On Officially Becoming Rich:
Nothing really changed, except that I felt an overwhelming sense of relief. I’d grown up poor, and I’d spent almost my entire adult life in debt. Livy’s parents were freelance artists living from hand to mouth. Neither of us had been on the streets, but we were never financially secure. We had grown somewhat comfortable being uncomfortable. It seemed like only yesterday that Livy and I were pouring coins from a coffee can into a Coinstar machine and Livy was clapping because we hit one hundred dollars. The best thing I can say about having enough money after being in debt is that money is an immune system. When you’re in debt— and you have to pick which bills to pay and which to default on every month, for years— you’re always at the edge. Every little expense is bone on bone. Every choice can easily become an argument between you and your spouse.
If you have enough money— you don’t have to be rich, but if you have enough to meet your needs, pay your bills, and put a little in savings— the constant anxiety of just getting by disappears. The persistent worry you were carrying fades. The biggest effect money has had on me is that now, every day, I’m grateful for the relief from that anxiety.
The other thing I’ll say about money is that having a lot of it amplifies who you are. I have found this to be almost universally true. If you’re a nice person, and then you get money, you become a wonderful philanthropist. But if you’re an asshole, with lots of money you can afford to be more of an asshole: “Why isn’t my soda at sixty-eight degrees Fahrenheit?” You choose who you are no matter what, but I have to say that the anxiety of making ends meet gives you a bit of a pass. When you’re rich, you have no excuse.
On Twitter:
We didn’t set out to build a tool to help people make decisions about earthquakes. This would be our next lesson, the biggest that Twitter had to offer: even the simplest tools can empower people to do great things.
Twitter taught me that our behavior, as humans, is infinitely expandable. The technology of Twitter didn’t teach humans to flock. It exposed our latent ability to do so. Mind-blowing!
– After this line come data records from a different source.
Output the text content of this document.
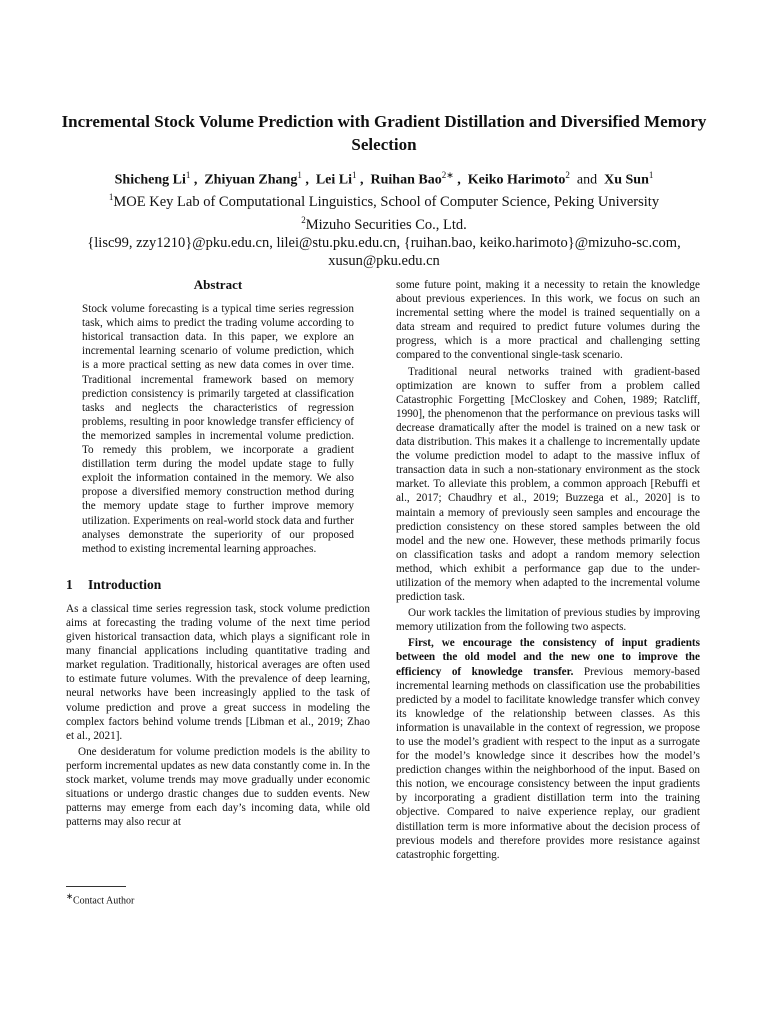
Incremental Stock Volume Prediction with Gradient Distillation and Diversified Memory Selection
Shicheng Li$^1$ ,  Zhiyuan Zhang$^1$ ,  Lei Li$^1$ ,  Ruihan Bao$^{2∗}$ ,  Keiko Harimoto$^2$ and Xu Sun$^1$
$^1$MOE Key Lab of Computational Linguistics, School of Computer Science, Peking University
$^2$Mizuho Securities Co., Ltd.
{lisc99, zzy1210}@pku.edu.cn, lilei@stu.pku.edu.cn, {ruihan.bao, keiko.harimoto}@mizuho-sc.com,
xusun@pku.edu.cn
Abstract

Stock volume forecasting is a typical time series regression task, which aims to predict the trading volume according to historical transaction data. In this paper, we explore an incremental learning scenario of volume prediction, which is a more practical setting as new data comes in over time. Traditional incremental framework based on memory prediction consistency is primarily targeted at classification tasks and neglects the characteristics of regression problems, resulting in poor knowledge transfer efficiency of the memorized samples in incremental volume prediction. To remedy this problem, we incorporate a gradient distillation term during the model update stage to fully exploit the information contained in the memory. We also propose a diversified memory construction method during the memory update stage to further improve memory utilization. Experiments on real-world stock data and further analyses demonstrate the superiority of our proposed method to existing incremental learning approaches.

1 Introduction

As a classical time series regression task, stock volume prediction aims at forecasting the trading volume of the next time period given historical transaction data, which plays a significant role in many financial applications including quantitative trading and market regulation. Traditionally, historical averages are often used to estimate future volumes. With the prevalence of deep learning, neural networks have been increasingly applied to the task of volume prediction and prove a great success in modeling the complex factors behind volume trends [Libman et al., 2019; Zhao et al., 2021].

One desideratum for volume prediction models is the ability to perform incremental updates as new data constantly come in. In the stock market, volume trends may move gradually under economic situations or undergo drastic changes due to sudden events. New patterns may emerge from each day’s incoming data, while old patterns may also recur at

some future point, making it a necessity to retain the knowledge about previous experiences. In this work, we focus on such an incremental setting where the model is trained sequentially on a data stream and required to predict future volumes during the progress, which is a more practical and challenging setting compared to the conventional single-task scenario.

Traditional neural networks trained with gradient-based optimization are known to suffer from a problem called Catastrophic Forgetting [McCloskey and Cohen, 1989; Ratcliff, 1990], the phenomenon that the performance on previous tasks will decrease dramatically after the model is trained on a new task or data distribution. This makes it a challenge to incrementally update the volume prediction model to adapt to the massive influx of transaction data in such a non-stationary environment as the stock market. To alleviate this problem, a common approach [Rebuffi et al., 2017; Chaudhry et al., 2019; Buzzega et al., 2020] is to maintain a memory of previously seen samples and encourage the prediction consistency on these stored samples between the old model and the new one. However, these methods primarily focus on classification tasks and adopt a random memory selection method, which exhibit a performance gap due to the under-utilization of the memory when adapted to the incremental volume prediction task.

Our work tackles the limitation of previous studies by improving memory utilization from the following two aspects.

First, we encourage the consistency of input gradients between the old model and the new one to improve the efficiency of knowledge transfer. Previous memory-based incremental learning methods on classification use the probabilities predicted by a model to facilitate knowledge transfer which convey its knowledge of the relationship between classes. As this information is unavailable in the context of regression, we propose to use the model’s gradient with respect to the input as a surrogate for the model’s knowledge since it describes how the model’s prediction changes within the neighborhood of the input. Based on this notion, we encourage consistency between the input gradients by incorporating a gradient distillation term into the training objective. Compared to naive experience replay, our gradient distillation term is more informative about the decision process of previous models and therefore provides more resistance against catastrophic forgetting.

∗Contact Author
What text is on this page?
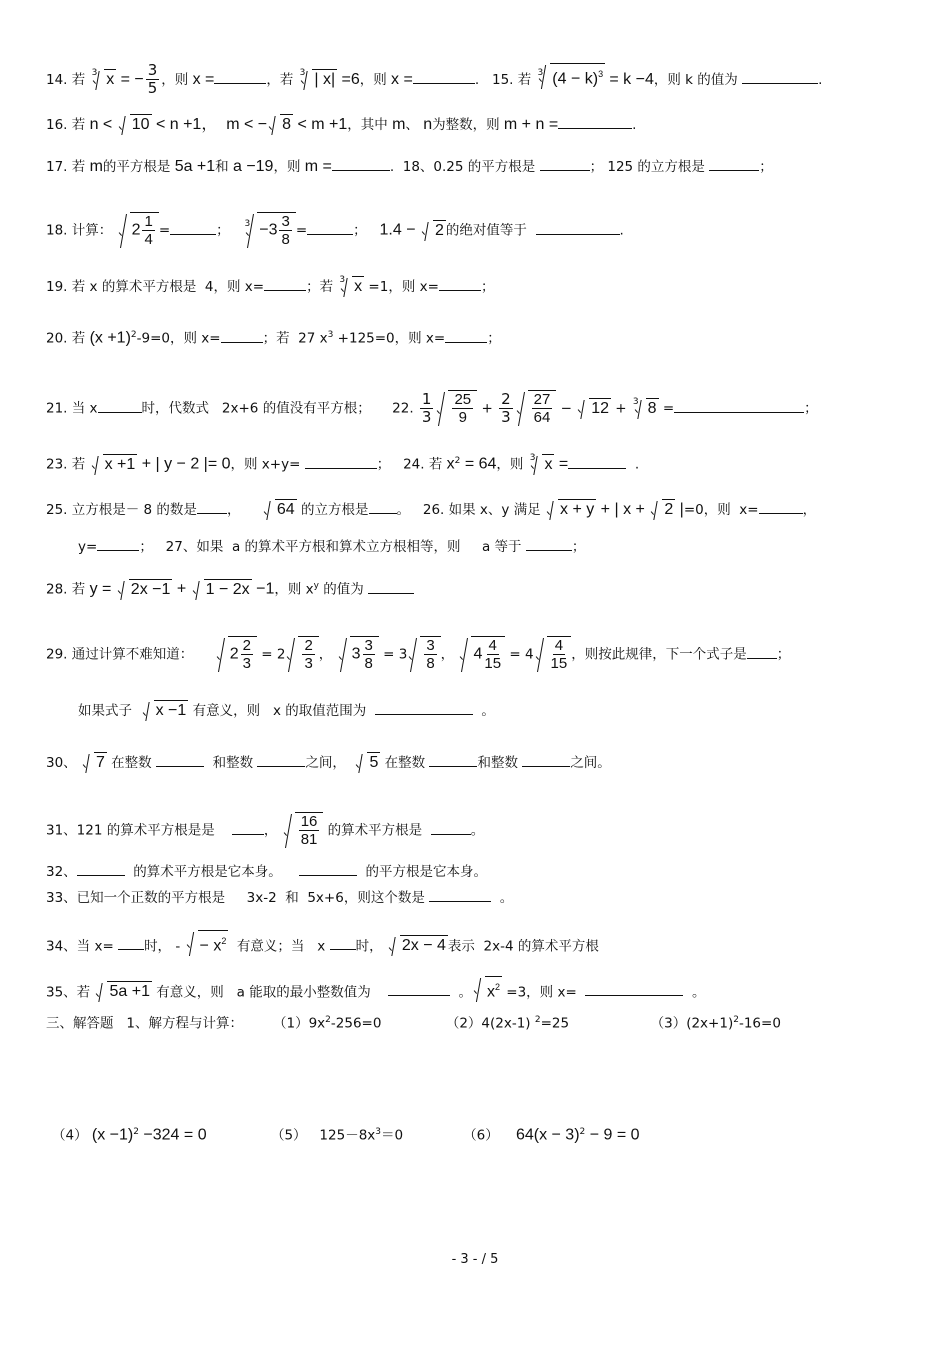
14. 若 $^3$ x = − $\frac{3}{5}$ ，则 x =	，若 $^3$ | x| =6，则 x =	.   15. 若 $^3$ $(4 - k)^3 = k -4$，则 k 的值为	.
16. 若 n < 10 < n +1，  m < − 8 < m +1，其中 m、 n为整数，则 m + n =	.
17. 若 m的平方根是 5a +1和 a −19，则 m =	.  18、0.25 的平方根是	； 125 的立方根是	；
18. 计算： $2 \frac{1}{4}$ =	；   $^3 -3 \frac{3}{8}$ =	；   1.4 − 2 的绝对值等于	.
19. 若 x 的算术平方根是  4，则 x=	；若 $^3$ x =1，则 x=	；
20. 若 $(x +1)^2-9=0$，则 x=	；若  27 $x^3 +125=0$，则 x=	；
21. 当 x	时，代数式   2x+6 的值没有平方根；     22. $\frac{1}{3} \frac{25}{9} + \frac{2}{3} \frac{27}{64} - 12 + ^3$ 8 =	；
23. 若 x +1 + | y − 2 |= 0，则 x+y=	；   24. 若 $x^2 = 64$，则 $^3$ x =	.
25. 立方根是－ 8 的数是 ，     64 的立方根是 。   26. 如果 x、y 满足 x + y + | x + 2 |=0，则  x=	，
y=	；   27、如果  a 的算术平方根和算术立方根相等，则     a 等于	；
28. 若 y = 2x −1 + 1 − 2x −1，则 $x^y$ 的值为
29. 通过计算不难知道：     $2 \frac{2}{3} = 2 \frac{2}{3}$ ， $3 \frac{3}{8} = 3 \frac{3}{8}$ ， $4 \frac{4}{15} = 4 \frac{4}{15}$ ，则按此规律，下一个式子是 ；
如果式子  x −1 有意义，则   x 的取值范围为	。
30、 7 在整数	和整数	之间，  5 在整数	和整数	之间。
31、121 的算术平方根是是    ， $\frac{16}{81}$ 的算术平方根是	。
32、	的算术平方根是它本身。	的平方根是它本身。
33、已知一个正数的平方根是     3x-2  和  5x+6，则这个数是	。
34、当 x= 时， - − $x^2$  有意义；当   x 时， 2x − 4 表示  2x-4 的算术平方根
35、若 5a +1 有意义，则   a 能取的最小整数值为	。 $x^2 =3$，则 x=	。
三、解答题   1、解方程与计算：       $(1)9x^2-256=0$               （2）4(2x-1) $^2$=25                   $(3)(2x+1)^2-16=0$
（4） $(x -1)^2 -324 = 0$               （5）   $125-8x^3=0$              （6）    $64(x - 3)^2 - 9 = 0$
- 3 - / 5
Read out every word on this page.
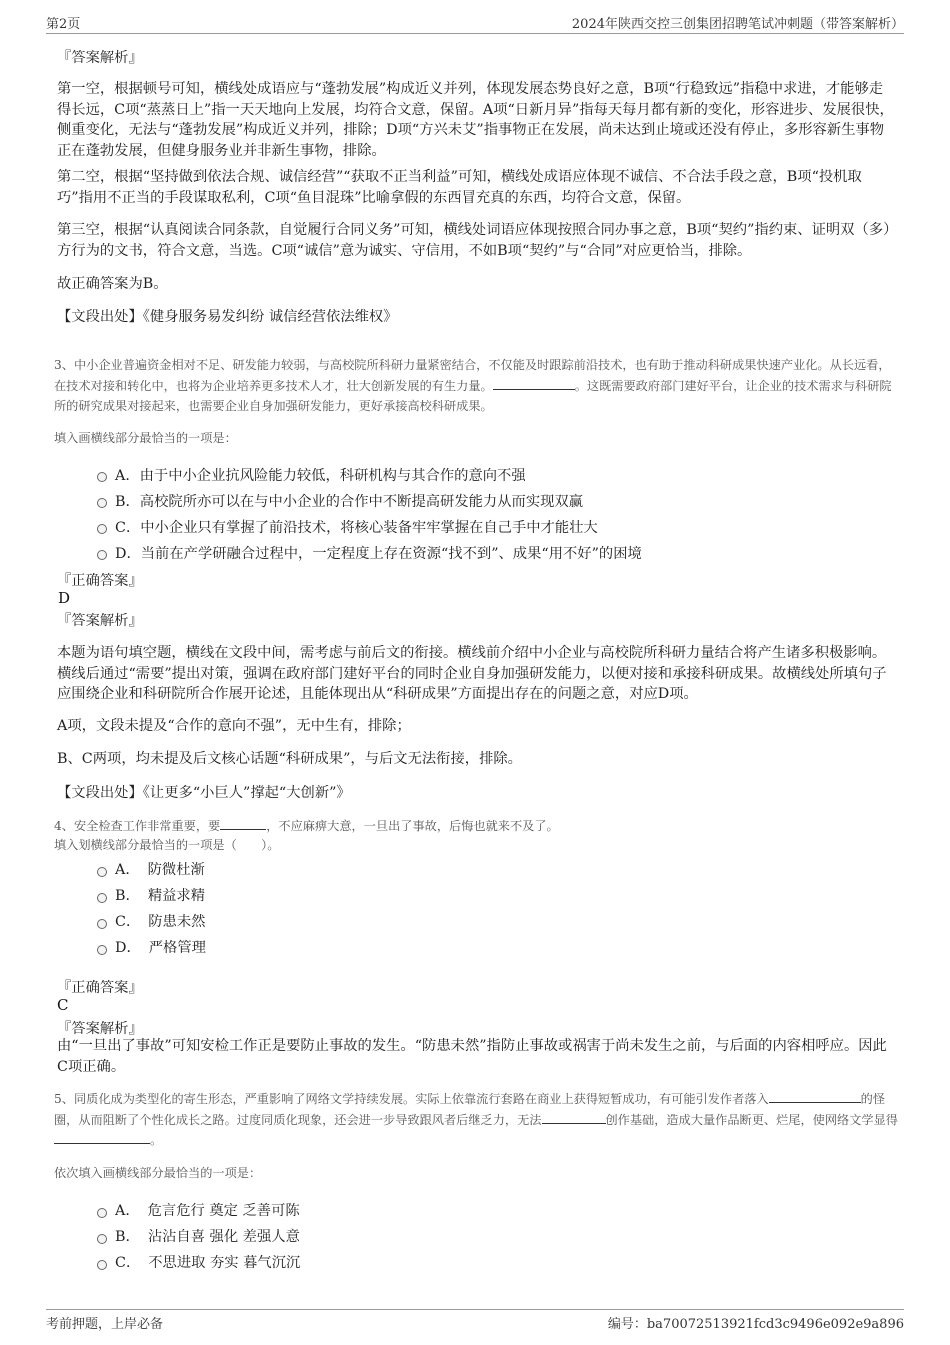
第2页	2024年陕西交控三创集团招聘笔试冲刺题（带答案解析）
『答案解析』
第一空，根据顿号可知，横线处成语应与“蓬勃发展”构成近义并列，体现发展态势良好之意，B项“行稳致远”指稳中求进，才能够走得长远，C项“蒸蒸日上”指一天天地向上发展，均符合文意，保留。A项“日新月异”指每天每月都有新的变化，形容进步、发展很快，侧重变化，无法与“蓬勃发展”构成近义并列，排除；D项“方兴未艾”指事物正在发展，尚未达到止境或还没有停止，多形容新生事物正在蓬勃发展，但健身服务业并非新生事物，排除。
第二空，根据“坚持做到依法合规、诚信经营”“获取不正当利益”可知，横线处成语应体现不诚信、不合法手段之意，B项“投机取巧”指用不正当的手段谋取私利，C项“鱼目混珠”比喻拿假的东西冒充真的东西，均符合文意，保留。
第三空，根据“认真阅读合同条款，自觉履行合同义务”可知，横线处词语应体现按照合同办事之意，B项“契约”指约束、证明双（多）方行为的文书，符合文意，当选。C项“诚信”意为诚实、守信用，不如B项“契约”与“合同”对应更恰当，排除。
故正确答案为B。
【文段出处】《健身服务易发纠纷 诚信经营依法维权》
3、中小企业普遍资金相对不足、研发能力较弱，与高校院所科研力量紧密结合，不仅能及时跟踪前沿技术，也有助于推动科研成果快速产业化。从长远看，在技术对接和转化中，也将为企业培养更多技术人才，壮大创新发展的有生力量。	。这既需要政府部门建好平台，让企业的技术需求与科研院所的研究成果对接起来，也需要企业自身加强研发能力，更好承接高校科研成果。
填入画横线部分最恰当的一项是：
A．由于中小企业抗风险能力较低，科研机构与其合作的意向不强
B．高校院所亦可以在与中小企业的合作中不断提高研发能力从而实现双赢
C．中小企业只有掌握了前沿技术，将核心装备牢牢掌握在自己手中才能壮大
D．当前在产学研融合过程中，一定程度上存在资源“找不到”、成果“用不好”的困境
『正确答案』
D
『答案解析』
本题为语句填空题，横线在文段中间，需考虑与前后文的衔接。横线前介绍中小企业与高校院所科研力量结合将产生诸多积极影响。横线后通过“需要”提出对策，强调在政府部门建好平台的同时企业自身加强研发能力，以便对接和承接科研成果。故横线处所填句子应围绕企业和科研院所合作展开论述，且能体现出从“科研成果”方面提出存在的问题之意，对应D项。
A项，文段未提及“合作的意向不强”，无中生有，排除；
B、C两项，均未提及后文核心话题“科研成果”，与后文无法衔接，排除。
【文段出处】《让更多“小巨人”撑起“大创新”》
4、安全检查工作非常重要，要	，不应麻痹大意，一旦出了事故，后悔也就来不及了。
填入划横线部分最恰当的一项是（　　）。
A． 防微杜渐
B． 精益求精
C． 防患未然
D． 严格管理
『正确答案』
C
『答案解析』
由“一旦出了事故”可知安检工作正是要防止事故的发生。“防患未然”指防止事故或祸害于尚未发生之前，与后面的内容相呼应。因此C项正确。
5、同质化成为类型化的寄生形态，严重影响了网络文学持续发展。实际上依靠流行套路在商业上获得短暂成功，有可能引发作者落入	的怪圈，从而阻断了个性化成长之路。过度同质化现象，还会进一步导致跟风者后继乏力，无法	创作基础，造成大量作品断更、烂尾，使网络文学显得。
依次填入画横线部分最恰当的一项是：
A． 危言危行 奠定 乏善可陈
B． 沾沾自喜 强化 差强人意
C． 不思进取 夯实 暮气沉沉
考前押题，上岸必备	编号：ba70072513921fcd3c9496e092e9a896
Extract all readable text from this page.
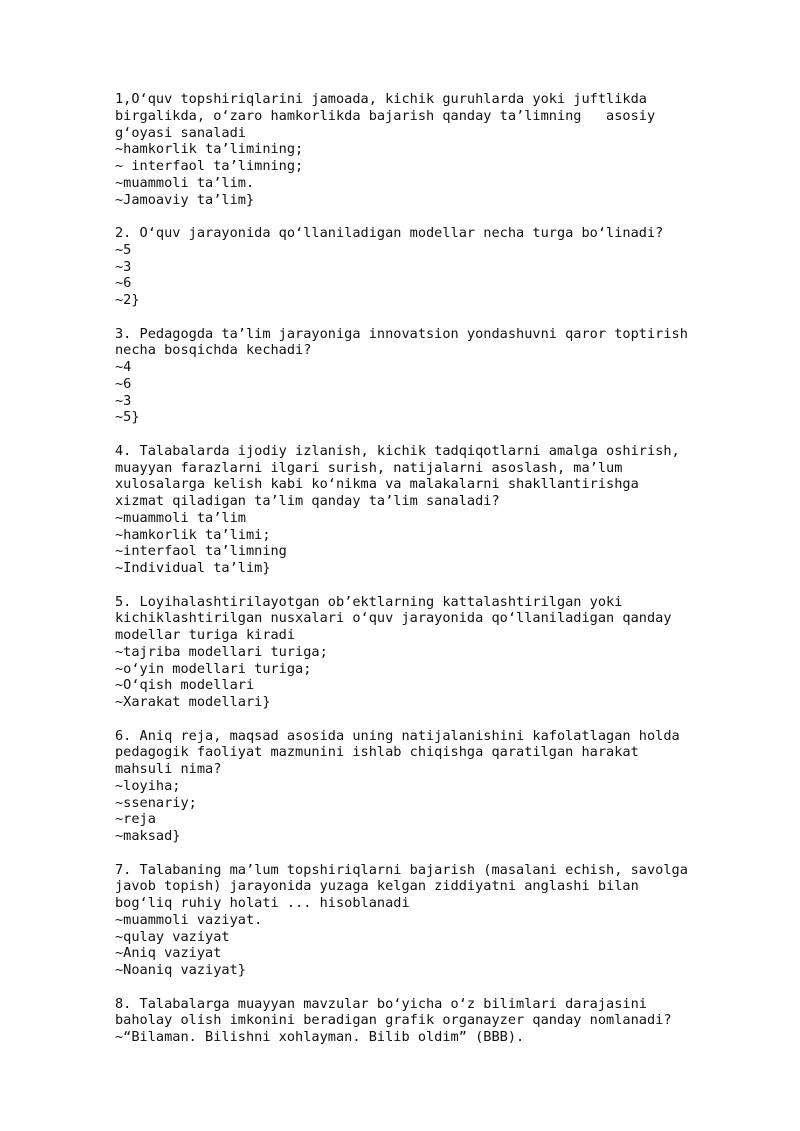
1,O‘quv topshiriqlarini jamoada, kichik guruhlarda yoki juftlikda
birgalikda, o‘zaro hamkorlikda bajarish qanday ta’limning   asosiy
g‘oyasi sanaladi
~hamkorlik ta’limining;
~ interfaol ta’limning;
~muammoli ta’lim.
~Jamoaviy ta’lim}
2. O‘quv jarayonida qo‘llaniladigan modellar necha turga bo‘linadi?
~5
~3
~6
~2}
3. Pedagogda ta’lim jarayoniga innovatsion yondashuvni qaror toptirish
necha bosqichda kechadi?
~4
~6
~3
~5}
4. Talabalarda ijodiy izlanish, kichik tadqiqotlarni amalga oshirish,
muayyan farazlarni ilgari surish, natijalarni asoslash, ma’lum
xulosalarga kelish kabi ko‘nikma va malakalarni shakllantirishga
xizmat qiladigan ta’lim qanday ta’lim sanaladi?
~muammoli ta’lim
~hamkorlik ta’limi;
~interfaol ta’limning
~Individual ta’lim}
5. Loyihalashtirilayotgan ob’ektlarning kattalashtirilgan yoki
kichiklashtirilgan nusxalari o‘quv jarayonida qo‘llaniladigan qanday
modellar turiga kiradi
~tajriba modellari turiga;
~o‘yin modellari turiga;
~O‘qish modellari
~Xarakat modellari}
6. Aniq reja, maqsad asosida uning natijalanishini kafolatlagan holda
pedagogik faoliyat mazmunini ishlab chiqishga qaratilgan harakat
mahsuli nima?
~loyiha;
~ssenariy;
~reja
~maksad}
7. Talabaning ma’lum topshiriqlarni bajarish (masalani echish, savolga
javob topish) jarayonida yuzaga kelgan ziddiyatni anglashi bilan
bog‘liq ruhiy holati ... hisoblanadi
~muammoli vaziyat.
~qulay vaziyat
~Aniq vaziyat
~Noaniq vaziyat}
8. Talabalarga muayyan mavzular bo‘yicha o‘z bilimlari darajasini
baholay olish imkonini beradigan grafik organayzer qanday nomlanadi?
~“Bilaman. Bilishni xohlayman. Bilib oldim” (BBB).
Flocking is a triumph of humanity. It can make things happen. Imagine if humanity could cooperate like an emergent life form— we could get things done in a single year that would otherwise take one hundred years to do. Imagine if all the world’s astrophysicists put their egos aside and collaborated on a Mars mission? Or all the environmental scientists worked as one on global warming? Or the world’s best oncologists took on cancer together, one type at a time? Only 114,000 people in the world have thirty million dollars or more in assets. What if they were in a Google group and decided to invest in one thing to change the course of history? Then there’s all of us, and together we are more powerful than any one thing. Can you imagine what we could get done?
On Twitter "HR":
We should always seek knowledge, even in the face of fear. And so I gave the Twitter employees a set of assumptions that I hoped would replace their fears, reminding them to keep their minds open, pursue knowledge, and see the bigger picture. When new employees joined Twitter, Evan and I met with them. We took the time to tell the story of how the company got started, and we shared and discussed the following six assumptions. Assumptions for Twitter Employees:
- We don’t always know what’s going to happen.
- There are more smart people out there than in here.
- We will win if we do the right thing for our users.
- The only deal worth doing is a win-win deal.
- Our coworkers are smart and they have good intentions.
- We can build a business, change the world, and have fun.